Thus a Noetherian domain satisfies Gauss' Lemma iff it is a UFD. In particular, such rings must be integrally closed, but this condition is not sufficient: e.g. take the ring of integers of any number field which is not of class number one (for instance Z[\sqrt{-6}]).

Answer 2

For number fields take $R = \mathbb{Z}[ \sqrt{-3} ]$ and $f(t) = t^2 + t + 1$. This polynomial is irreducible over $R[t]$ because the only units of $R$ are $\pm 1$, but $f(t) = \left( t - \frac{-1 + \sqrt{-3}}{2} \right) \left( t - \frac{-1 - \sqrt{-3}}{2} \right)$.

For function fields take $R = \mathbb{C}[x, y]/(x^2 - y^3)$ and $f(t) = t^2 - y$. This polynomial is irreducible over $R[t]$ because $y$ is not a square, but $f(t) = \left( t - \frac{x}{y} \right) \left( t + \frac{x}{y} \right)$.

Gauss's lemma fails for any ring $R$ which is not integrally closed, which is how the above examples are constructed. In the latter case this is because of the singularity at $(0, 0)$ (and in general this means some localization isn't integrally closed). Taking the integral closure resolves singularities for Krull dimension 1 (both of the above examples), although presumably you already knew this.

Answer 3

This is basically a fleshing out of Pete's answer.
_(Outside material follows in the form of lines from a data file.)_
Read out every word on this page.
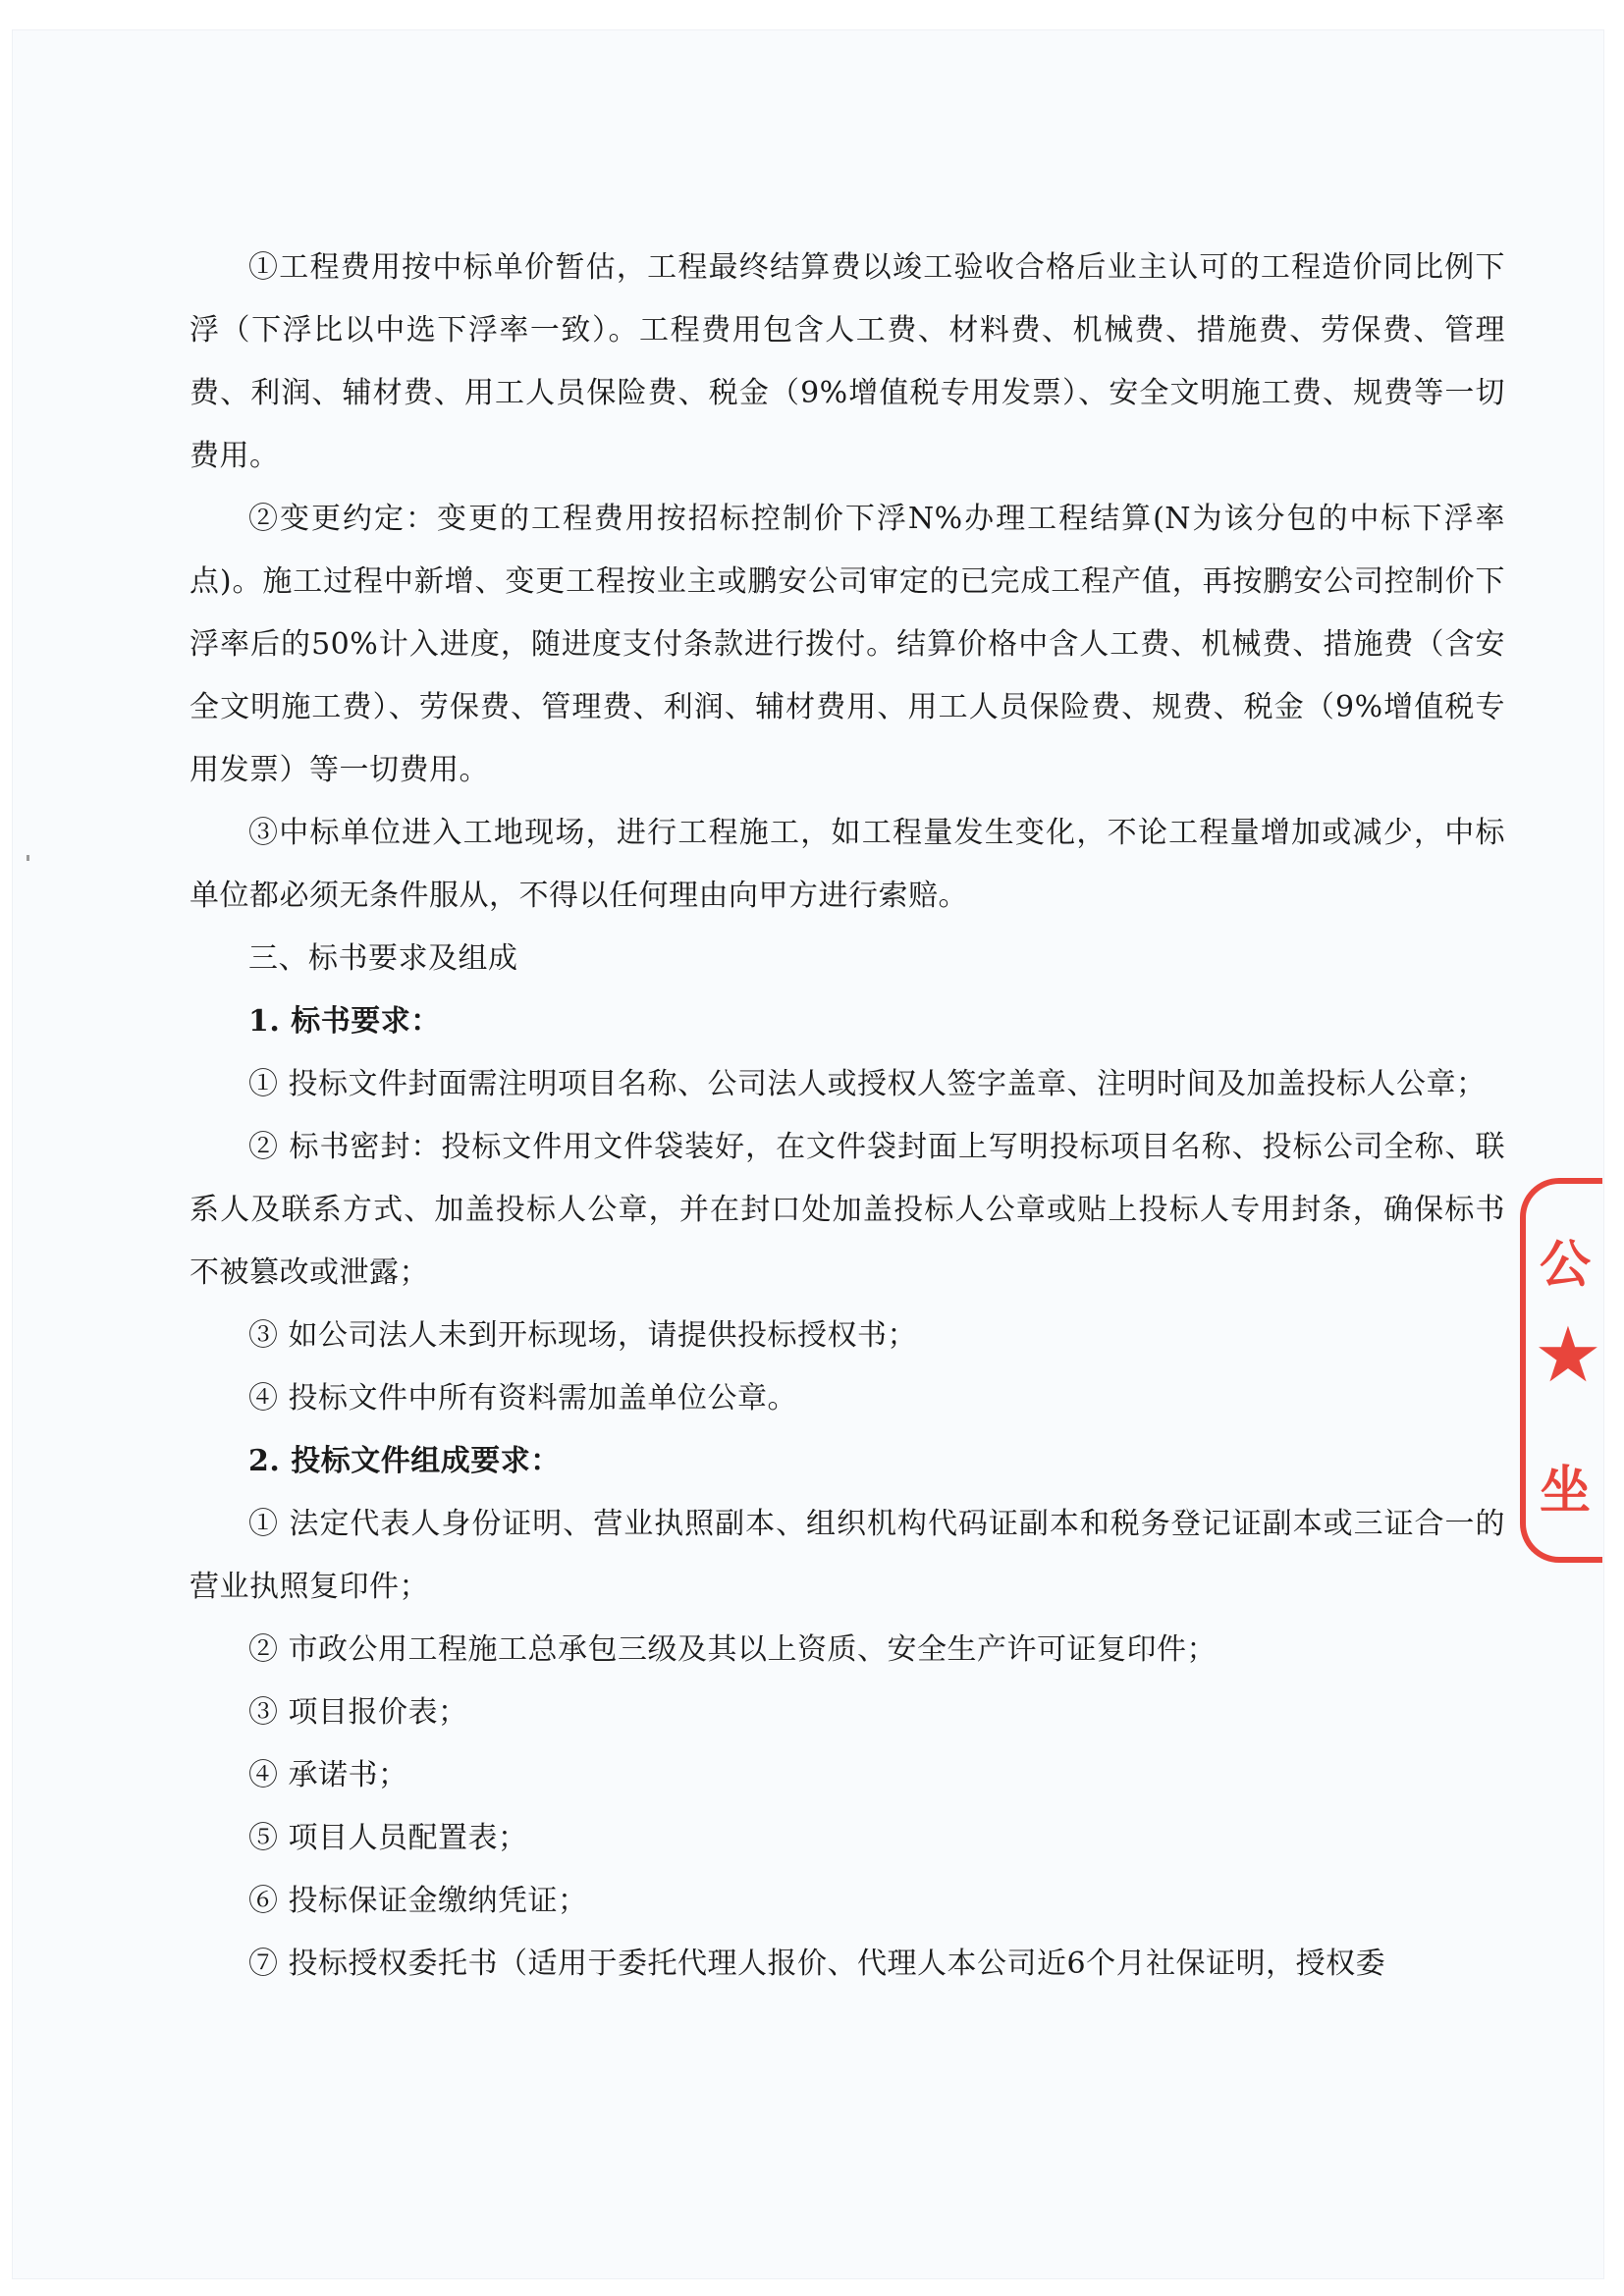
①工程费用按中标单价暂估，工程最终结算费以竣工验收合格后业主认可的工程造价同比例下浮（下浮比以中选下浮率一致）。工程费用包含人工费、材料费、机械费、措施费、劳保费、管理费、利润、辅材费、用工人员保险费、税金（9%增值税专用发票）、安全文明施工费、规费等一切费用。

②变更约定：变更的工程费用按招标控制价下浮N%办理工程结算(N为该分包的中标下浮率点)。施工过程中新增、变更工程按业主或鹏安公司审定的已完成工程产值，再按鹏安公司控制价下浮率后的50%计入进度，随进度支付条款进行拨付。结算价格中含人工费、机械费、措施费（含安全文明施工费）、劳保费、管理费、利润、辅材费用、用工人员保险费、规费、税金（9%增值税专用发票）等一切费用。

③中标单位进入工地现场，进行工程施工，如工程量发生变化，不论工程量增加或减少，中标单位都必须无条件服从，不得以任何理由向甲方进行索赔。

三、标书要求及组成

1. 标书要求：

① 投标文件封面需注明项目名称、公司法人或授权人签字盖章、注明时间及加盖投标人公章；

② 标书密封：投标文件用文件袋装好，在文件袋封面上写明投标项目名称、投标公司全称、联系人及联系方式、加盖投标人公章，并在封口处加盖投标人公章或贴上投标人专用封条，确保标书不被篡改或泄露；

③ 如公司法人未到开标现场，请提供投标授权书；

④ 投标文件中所有资料需加盖单位公章。

2. 投标文件组成要求：

① 法定代表人身份证明、营业执照副本、组织机构代码证副本和税务登记证副本或三证合一的营业执照复印件；

② 市政公用工程施工总承包三级及其以上资质、安全生产许可证复印件；

③ 项目报价表；

④ 承诺书；

⑤ 项目人员配置表；

⑥ 投标保证金缴纳凭证；

⑦ 投标授权委托书（适用于委托代理人报价、代理人本公司近6个月社保证明，授权委

公
★
坐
Using the formulation of Gauss's lemma in terms of primitive polynomials, in $\mathbb{Z}[\sqrt{-5}]$, the polynomial $2x+(1+\sqrt{-5})$ is primitive, but $$(2x+1+\sqrt{-5})^2 = 4x^2 + 4(1+\sqrt{-5}) x + (-4+2 \sqrt{-5})$$ is divisible by $2$.

Another example, again using the formulation in terms of primitive polynomials: if $R = k[a,b,c,d]/(ad-bc)$ then $(ax+b)$ and $(ax+c)$ are primitive but $$(ax+b)(ax+c) = a (x^2 + (b+c)x + d).$$

In general, if $p$ is irreducible, $p|ab$ but $p$ does not divide $a$ or $b$, then $px+a$ and $px+b$ are primitive but $(px+a)(px+b)$ is divisible by $p$. So Gauss's lemma implies that, if $p$ is irreducible and $p|ab$ then $p|a$ or $p|b$. Pete calls this property EL and shows that, in a Noetherian domain, EL is equivalent to UFD.

I agree with Qiaochu that the formulation of Gauss's lemma which you give should be equivalent to the ring being integrally closed, at least for noetherian rings.

Answer 4

For any commutative ring B and subring A, the following are equivalent:

(1) A is integrally closed in B

(2) If F in A[X] factorizes as F = G.H in B[X] with G and H monic, then G and H are in A[X]

These conditions imply:

(3) If F in A[X] is monic and irreducible, then F remains irreducible in B[X]

When B is an integral domain, all three conditions are equivalent.

Proof: (2) ==> (1) is trivial: if F(b) = 0 for some b in B and F in A[X] monic, then F = (X-b).G in B[X] for some polynomial G (remainder theorem). Then G is monic, so by (2) X-b and G are in A[X]. In particular, b is in A.

(1) ==> (2) is folklore. Take a commutative ring S that contains B, over which G and H can be written as products of linear factors: G = (X-x1)...(X-xn), H = (X-y1)...(X-ym). Then in S the xi and yj are zeroes of the monic polynomial F, so they are integral over A. But the coefficients of G and H are (elementary symmetric) polynomials in the xi and yj, respectively, hence they are again integral over A. As these coefficients are in B, by (1) they must lie in A. (Basically, one can construct such a ring S in the same way as a splitting field for a polynomial over a field is found: first consider S1 := B[X]/(G); then G = (X-x1).G1 in S1[X], where we write x1 := X mod (G) in S1. Then "adjoin another root x2 of G" by passing to S2 := S1[X]/(G1), etc, until we arrive at a ring Sn over which G completely splits into linear factors. Then proceed to adjoin roots for H in the same manner. Note that B remains a subring throughout, i.e. no non-zero element of B will map to 0 in S.)

Condition (3) immediately follows from (2), for if F = G.H in B[X], the leading coefficients of G and H are inverse units of B because F is monic. So we can rewrite this as F = G1.H1 with G1 and H1 monic in B[X].

When A and B are domains, (3) implies (1): if F(b) = 0 with b in B and F in A[X] monic, factor F as F1...Fr with the Fi monic and irreducible in A[X]. (Factoring F as a product of monic polynomials reduces the degree, so eventually we wind up with factors that are irreducible.) Since B is a domain, it follows that Fi(b) = 0 for some i. By (3), Fi is still irreducible in B[X]. But it is divisible by X-b there, and so Fi = X-b. Hence X-b is in A[X] and b belongs to A.

Q.e.d.

(Matthe van der Lee, Amsterdam.)